Brand Identities After a Microsoft and Yahoo Deal

By Ericka Chickowski  |  Posted 2008-02-08 Email Print this article Print
 
 
 
 
 
 
 

Microsoft has long been known for acquiring companies and converting them in to Microsoft-branded products. Should a deal transpire, can Microsoft really do the same thing with a web-only brand as well-known as Yahoo? Baseline takes a deep dive in to the effect branding might have in this deal and after one.

There are a ton of questions surrounding the proposed Microsoft acquisition of Yahoo, even with Yahoo's latest rejection of Microsoft's initial bid. Top of mind for marketing experts, and consumers alike, is how Microsoft would handle the Yahoo brand if and when it falls under Microsoft’s ownership umbrella.

The evaluation of a brand’s strength in the market has always been a delicate art where analysts use a variety of earnings metrics, audience statistics and analysis of intangibles to attach a dollar value to a given brand.

Known as one of the top brand management consultancies in the world, Interbrand Corporation has ranked global brands by doing just that for the past ten years. Both Microsoft and Yahoo have consistently found themselves on top of the Interbrand annual brand ranking list. Last year, Microsoft garnered a second place spot just behind Coca-Cola, and Yahoo was brand number 55. Interbrand believes that Microsoft’s brand image holds a value of $58.7 billion and Yahoo’s is worth $6 billion.

Similarly, UK-based brand consultancy Millward Brown Optimor also ranks the top 100 global brands based on its assessment of their financial value. Last year the firm put Microsoft in third place, estimating its worth at $54.9 billion, while placing Yahoo in 42nd place with an estimated brand value of $13 billion.

A collision of such big Internet identities is sure to spark controversy when it comes to integrating each together.

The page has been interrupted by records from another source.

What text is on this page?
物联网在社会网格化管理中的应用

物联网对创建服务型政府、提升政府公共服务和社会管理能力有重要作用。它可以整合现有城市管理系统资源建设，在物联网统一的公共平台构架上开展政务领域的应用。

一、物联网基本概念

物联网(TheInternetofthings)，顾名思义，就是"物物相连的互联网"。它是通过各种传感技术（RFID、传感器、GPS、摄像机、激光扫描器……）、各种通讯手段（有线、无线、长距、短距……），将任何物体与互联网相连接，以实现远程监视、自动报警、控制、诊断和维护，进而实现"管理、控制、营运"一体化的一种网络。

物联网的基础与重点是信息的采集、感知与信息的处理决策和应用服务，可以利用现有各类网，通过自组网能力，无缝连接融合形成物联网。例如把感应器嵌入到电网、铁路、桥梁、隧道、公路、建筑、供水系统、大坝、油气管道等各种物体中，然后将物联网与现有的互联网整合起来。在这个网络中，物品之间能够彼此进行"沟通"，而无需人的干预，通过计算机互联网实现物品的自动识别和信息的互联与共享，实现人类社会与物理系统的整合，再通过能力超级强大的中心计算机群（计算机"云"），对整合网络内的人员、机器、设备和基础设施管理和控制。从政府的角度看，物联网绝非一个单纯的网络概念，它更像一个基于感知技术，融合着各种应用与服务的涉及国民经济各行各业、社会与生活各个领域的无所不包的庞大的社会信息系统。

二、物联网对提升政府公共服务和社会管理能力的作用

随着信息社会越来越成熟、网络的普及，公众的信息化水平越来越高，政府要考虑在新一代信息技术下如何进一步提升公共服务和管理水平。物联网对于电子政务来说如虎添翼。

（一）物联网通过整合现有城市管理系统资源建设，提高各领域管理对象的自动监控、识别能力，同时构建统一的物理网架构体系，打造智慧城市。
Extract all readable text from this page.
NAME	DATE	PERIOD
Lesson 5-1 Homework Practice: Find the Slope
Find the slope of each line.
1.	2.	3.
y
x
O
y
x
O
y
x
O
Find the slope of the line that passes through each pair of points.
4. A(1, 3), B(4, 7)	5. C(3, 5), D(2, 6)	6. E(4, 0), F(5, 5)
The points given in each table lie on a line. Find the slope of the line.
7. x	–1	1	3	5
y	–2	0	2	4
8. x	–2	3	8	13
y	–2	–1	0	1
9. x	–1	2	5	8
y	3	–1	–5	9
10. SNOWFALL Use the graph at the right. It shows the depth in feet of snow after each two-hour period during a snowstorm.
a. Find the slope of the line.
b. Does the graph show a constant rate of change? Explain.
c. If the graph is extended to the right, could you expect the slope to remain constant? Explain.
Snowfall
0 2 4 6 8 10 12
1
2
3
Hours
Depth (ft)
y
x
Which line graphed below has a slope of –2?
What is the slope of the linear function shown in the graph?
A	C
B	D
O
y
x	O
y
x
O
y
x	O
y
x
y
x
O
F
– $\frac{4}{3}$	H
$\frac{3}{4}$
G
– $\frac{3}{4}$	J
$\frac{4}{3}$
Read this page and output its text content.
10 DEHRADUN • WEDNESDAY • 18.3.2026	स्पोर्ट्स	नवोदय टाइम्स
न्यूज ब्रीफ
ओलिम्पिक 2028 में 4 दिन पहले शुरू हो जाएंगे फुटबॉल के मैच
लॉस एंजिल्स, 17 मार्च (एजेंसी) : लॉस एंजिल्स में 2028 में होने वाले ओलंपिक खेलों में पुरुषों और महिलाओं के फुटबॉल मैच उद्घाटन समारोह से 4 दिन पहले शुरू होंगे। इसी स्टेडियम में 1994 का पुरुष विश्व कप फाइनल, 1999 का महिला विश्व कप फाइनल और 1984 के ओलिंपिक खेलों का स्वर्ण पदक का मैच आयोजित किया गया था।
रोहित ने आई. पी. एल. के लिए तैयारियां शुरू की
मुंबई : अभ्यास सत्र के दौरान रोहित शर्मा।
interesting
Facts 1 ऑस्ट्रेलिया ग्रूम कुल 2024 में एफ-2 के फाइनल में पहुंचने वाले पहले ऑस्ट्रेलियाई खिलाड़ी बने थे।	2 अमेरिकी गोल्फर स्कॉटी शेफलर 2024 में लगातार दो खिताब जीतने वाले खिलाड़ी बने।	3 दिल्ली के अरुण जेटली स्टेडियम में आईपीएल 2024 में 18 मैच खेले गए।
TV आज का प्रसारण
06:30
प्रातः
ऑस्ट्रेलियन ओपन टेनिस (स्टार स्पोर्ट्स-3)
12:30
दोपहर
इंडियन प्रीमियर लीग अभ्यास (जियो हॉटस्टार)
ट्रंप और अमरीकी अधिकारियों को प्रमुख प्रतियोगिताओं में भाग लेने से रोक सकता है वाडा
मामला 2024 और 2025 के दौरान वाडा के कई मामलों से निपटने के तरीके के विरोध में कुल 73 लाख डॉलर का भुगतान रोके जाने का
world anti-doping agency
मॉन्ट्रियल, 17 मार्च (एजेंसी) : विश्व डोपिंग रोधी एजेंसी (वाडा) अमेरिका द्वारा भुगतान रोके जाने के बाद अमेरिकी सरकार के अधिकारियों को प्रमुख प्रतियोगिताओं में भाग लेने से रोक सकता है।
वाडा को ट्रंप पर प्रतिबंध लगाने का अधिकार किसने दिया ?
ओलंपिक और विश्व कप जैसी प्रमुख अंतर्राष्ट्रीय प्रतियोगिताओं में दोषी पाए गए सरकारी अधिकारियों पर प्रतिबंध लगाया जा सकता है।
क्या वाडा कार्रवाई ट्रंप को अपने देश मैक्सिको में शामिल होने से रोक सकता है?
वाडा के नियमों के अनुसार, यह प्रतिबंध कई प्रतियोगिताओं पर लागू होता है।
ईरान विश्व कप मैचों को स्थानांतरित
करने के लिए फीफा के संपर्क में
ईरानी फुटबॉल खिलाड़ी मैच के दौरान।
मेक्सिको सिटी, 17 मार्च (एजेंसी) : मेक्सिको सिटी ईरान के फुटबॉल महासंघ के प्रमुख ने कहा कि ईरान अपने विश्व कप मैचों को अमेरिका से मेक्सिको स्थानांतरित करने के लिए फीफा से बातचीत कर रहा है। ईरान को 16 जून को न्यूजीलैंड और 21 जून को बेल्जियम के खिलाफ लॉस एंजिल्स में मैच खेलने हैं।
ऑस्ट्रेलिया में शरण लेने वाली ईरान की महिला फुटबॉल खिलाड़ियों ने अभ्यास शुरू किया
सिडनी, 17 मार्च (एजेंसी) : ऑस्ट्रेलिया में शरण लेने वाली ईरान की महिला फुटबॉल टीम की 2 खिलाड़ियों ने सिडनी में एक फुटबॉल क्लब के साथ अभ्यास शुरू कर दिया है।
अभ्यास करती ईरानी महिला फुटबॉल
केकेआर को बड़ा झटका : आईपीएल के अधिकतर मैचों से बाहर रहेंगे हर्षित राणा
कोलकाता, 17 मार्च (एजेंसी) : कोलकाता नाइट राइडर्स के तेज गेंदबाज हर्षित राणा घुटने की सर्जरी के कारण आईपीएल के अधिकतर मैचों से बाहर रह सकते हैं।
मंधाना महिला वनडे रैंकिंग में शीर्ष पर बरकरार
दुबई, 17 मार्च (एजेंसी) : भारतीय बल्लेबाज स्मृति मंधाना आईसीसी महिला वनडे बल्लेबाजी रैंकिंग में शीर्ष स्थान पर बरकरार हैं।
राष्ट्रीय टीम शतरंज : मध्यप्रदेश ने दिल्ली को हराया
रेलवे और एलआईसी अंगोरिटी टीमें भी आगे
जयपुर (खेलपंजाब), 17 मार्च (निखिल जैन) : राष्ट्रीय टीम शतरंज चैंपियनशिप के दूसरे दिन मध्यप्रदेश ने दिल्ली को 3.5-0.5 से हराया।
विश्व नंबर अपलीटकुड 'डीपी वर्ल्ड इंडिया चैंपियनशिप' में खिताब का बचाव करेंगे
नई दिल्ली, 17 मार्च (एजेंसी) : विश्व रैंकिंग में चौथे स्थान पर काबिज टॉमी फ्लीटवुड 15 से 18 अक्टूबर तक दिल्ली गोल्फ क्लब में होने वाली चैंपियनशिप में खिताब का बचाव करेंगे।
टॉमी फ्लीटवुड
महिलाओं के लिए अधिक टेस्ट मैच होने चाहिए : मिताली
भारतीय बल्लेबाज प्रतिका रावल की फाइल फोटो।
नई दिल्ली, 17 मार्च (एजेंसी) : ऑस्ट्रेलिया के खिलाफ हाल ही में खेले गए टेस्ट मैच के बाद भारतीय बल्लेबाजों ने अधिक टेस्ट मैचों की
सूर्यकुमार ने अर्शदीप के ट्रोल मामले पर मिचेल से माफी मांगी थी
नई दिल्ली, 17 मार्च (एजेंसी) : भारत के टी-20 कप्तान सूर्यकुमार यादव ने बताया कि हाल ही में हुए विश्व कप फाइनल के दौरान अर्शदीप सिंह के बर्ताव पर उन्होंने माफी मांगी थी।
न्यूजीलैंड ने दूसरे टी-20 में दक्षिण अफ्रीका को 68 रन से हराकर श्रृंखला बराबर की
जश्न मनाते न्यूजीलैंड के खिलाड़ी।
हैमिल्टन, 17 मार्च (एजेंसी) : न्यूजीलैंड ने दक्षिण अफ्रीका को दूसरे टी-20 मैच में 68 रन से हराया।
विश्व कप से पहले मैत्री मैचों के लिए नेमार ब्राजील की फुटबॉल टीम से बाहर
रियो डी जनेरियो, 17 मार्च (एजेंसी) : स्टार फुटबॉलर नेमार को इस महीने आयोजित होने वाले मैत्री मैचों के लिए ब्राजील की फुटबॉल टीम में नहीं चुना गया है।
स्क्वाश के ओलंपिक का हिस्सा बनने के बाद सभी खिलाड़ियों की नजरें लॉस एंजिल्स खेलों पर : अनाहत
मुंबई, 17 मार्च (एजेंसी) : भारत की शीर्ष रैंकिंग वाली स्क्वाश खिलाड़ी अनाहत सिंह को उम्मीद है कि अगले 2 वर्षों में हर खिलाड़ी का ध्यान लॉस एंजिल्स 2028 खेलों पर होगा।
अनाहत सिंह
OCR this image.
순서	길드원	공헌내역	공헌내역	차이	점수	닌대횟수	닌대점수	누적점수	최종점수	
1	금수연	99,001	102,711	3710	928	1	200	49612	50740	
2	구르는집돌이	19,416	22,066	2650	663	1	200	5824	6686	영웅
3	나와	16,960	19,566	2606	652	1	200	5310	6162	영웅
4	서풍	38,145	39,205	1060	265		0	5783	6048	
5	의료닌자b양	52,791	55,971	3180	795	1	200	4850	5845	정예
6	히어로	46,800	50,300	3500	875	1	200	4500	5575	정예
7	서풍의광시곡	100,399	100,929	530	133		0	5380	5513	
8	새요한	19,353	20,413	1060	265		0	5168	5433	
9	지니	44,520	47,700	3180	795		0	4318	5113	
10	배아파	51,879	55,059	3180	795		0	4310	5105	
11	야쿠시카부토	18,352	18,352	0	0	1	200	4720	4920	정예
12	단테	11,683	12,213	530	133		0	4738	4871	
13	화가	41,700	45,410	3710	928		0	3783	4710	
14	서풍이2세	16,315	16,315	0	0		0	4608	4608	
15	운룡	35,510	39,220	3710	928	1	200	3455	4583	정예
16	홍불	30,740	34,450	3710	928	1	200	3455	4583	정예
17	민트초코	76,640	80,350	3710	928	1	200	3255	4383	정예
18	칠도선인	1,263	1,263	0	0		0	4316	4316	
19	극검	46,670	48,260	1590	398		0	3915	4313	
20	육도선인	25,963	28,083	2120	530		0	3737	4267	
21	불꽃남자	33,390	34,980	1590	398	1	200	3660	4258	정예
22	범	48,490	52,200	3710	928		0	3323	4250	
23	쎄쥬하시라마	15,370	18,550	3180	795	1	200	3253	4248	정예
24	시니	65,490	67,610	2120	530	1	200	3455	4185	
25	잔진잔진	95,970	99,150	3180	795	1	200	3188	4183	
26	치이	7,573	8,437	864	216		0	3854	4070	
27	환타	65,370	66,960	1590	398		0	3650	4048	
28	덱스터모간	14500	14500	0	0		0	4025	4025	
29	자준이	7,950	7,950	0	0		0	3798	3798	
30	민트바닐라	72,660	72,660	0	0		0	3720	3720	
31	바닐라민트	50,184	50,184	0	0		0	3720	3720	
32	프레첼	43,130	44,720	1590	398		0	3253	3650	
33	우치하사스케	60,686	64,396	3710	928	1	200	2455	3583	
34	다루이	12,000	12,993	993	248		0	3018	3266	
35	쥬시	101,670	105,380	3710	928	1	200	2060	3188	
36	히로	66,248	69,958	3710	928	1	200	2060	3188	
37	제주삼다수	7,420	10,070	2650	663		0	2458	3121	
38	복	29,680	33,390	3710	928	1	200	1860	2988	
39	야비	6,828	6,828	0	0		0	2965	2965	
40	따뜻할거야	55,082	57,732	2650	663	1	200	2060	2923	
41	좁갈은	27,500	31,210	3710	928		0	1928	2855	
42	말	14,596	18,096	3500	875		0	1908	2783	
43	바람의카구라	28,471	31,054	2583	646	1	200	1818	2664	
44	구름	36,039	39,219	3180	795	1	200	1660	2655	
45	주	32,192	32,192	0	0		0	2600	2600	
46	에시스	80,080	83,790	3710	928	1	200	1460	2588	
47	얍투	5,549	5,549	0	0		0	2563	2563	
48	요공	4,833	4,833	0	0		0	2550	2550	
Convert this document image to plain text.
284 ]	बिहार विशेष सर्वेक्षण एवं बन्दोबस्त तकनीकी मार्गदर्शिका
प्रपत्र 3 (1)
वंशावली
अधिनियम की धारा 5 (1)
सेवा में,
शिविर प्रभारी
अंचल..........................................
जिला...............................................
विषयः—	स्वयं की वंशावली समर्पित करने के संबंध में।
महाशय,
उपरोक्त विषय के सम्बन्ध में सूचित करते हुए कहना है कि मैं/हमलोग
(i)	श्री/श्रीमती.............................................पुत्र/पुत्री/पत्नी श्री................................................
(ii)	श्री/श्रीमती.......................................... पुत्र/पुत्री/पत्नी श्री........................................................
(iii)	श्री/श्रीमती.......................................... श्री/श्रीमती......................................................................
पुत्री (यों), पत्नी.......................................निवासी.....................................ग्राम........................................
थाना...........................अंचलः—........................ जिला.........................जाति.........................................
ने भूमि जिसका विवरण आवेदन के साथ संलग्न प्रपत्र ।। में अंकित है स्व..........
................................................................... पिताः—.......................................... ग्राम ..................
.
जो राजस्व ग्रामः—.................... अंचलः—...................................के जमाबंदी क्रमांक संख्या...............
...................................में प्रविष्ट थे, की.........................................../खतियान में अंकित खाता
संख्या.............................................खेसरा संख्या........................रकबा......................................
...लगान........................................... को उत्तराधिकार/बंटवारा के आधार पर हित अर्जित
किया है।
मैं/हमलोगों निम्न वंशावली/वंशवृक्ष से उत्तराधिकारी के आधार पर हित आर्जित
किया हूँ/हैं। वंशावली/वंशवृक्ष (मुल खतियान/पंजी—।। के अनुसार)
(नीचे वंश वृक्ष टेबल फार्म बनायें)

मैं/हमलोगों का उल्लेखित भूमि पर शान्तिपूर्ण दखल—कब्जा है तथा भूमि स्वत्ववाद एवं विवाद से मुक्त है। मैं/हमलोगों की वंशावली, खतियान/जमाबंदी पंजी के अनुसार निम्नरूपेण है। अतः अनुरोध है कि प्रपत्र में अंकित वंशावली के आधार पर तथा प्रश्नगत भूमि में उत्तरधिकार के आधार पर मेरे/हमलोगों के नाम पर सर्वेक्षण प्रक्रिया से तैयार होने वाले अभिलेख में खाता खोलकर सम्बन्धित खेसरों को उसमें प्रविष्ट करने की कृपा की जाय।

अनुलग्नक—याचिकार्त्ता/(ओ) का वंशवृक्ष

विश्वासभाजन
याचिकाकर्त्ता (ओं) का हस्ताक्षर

Microsoft has kept mum about how it will position Yahoo if the deal goes through, leading many to wonder what will happen to one of the strongest and longest-lasting on the Internet.

“I think certainly the issue of which brand will win is a bit of a challenge,” said Ronald Schmelzer, managing partner for ZapThink. “It would have been better if Yahoo filled obvious gaps that Microsoft didn't have, but given that there is a Microsoft analog to pretty much all of the things they're acquiring and Microsoft has not put forward a plan, I think for many Yahoo users it’s a big question mark.”

According to David Mitchell Smith of Gartner, the most likely scenario will be that even if Microsoft tries to streamline technology and processes between its online brands such as MSN and Microsoft Live, it will keep the Yahoo brand intact to leverage it for its strengths. Because even though Microsoft’s overall brand is stronger than Yahoo’s, its online brands suffer from a bit of identity crisis, Smith says.

“I would expect to see more of an emphasis on the Yahoo brand over time,” said Smith, an analyst for Gartner’s web services division. “Yahoo is one of the original brands of the web, it’s a pure web brand and I think it stands for something.  The users are pretty happy, they don't go there necessarily for the latest and greatest of everything, but what's there works well. MSN on the other hand has been around for along time and has meant a lot of different things to different people over the years, so it’s hard to say exactly what it stands for.”

The analysts at IDC research echoed similar sentiments in a Feb. 1 report released on the heels of Microsoft’s announcement last week.

In acquiring Yahoo!, Microsoft would buy a very strong brand, and we would expect that they support and nurture it,” the report said.  “For a long time, Yahoo! was seen as an important online alternative to Microsoft (the "anti-Microsoft") by many consumers. Things are no longer so black and white, but some users may continue to harbor similar feelings. Retaining the Yahoo! brand would be an important step toward keeping these long-time users.”

Keeping Yahoo users happy will likely be a big priority for Microsoft if the acquisition does go through, as their eyeballs will be instrumental in helping Microsoft credibly compete against Google’s online supremecy, particularly in the search and advertising markets. Currently Google reigns in first place on both counts, with Yahoo and then Microsoft trailing in second and third.

According to IDC, the acquisition wouldn’t vault Microsoft into first place, but it would definitely close the gap. Analysts with the firm say that Google’s Internet audience reach of 80 percent would only be slightly higher than the combined Microsoft-Yahoo businesses, which currently total 73 percent of Internet users. Similarly, Yahoo and Microsoft’s combined 22.7 percent market share of the online advertising market would bring both much closer to Google’s 32.5 percent share.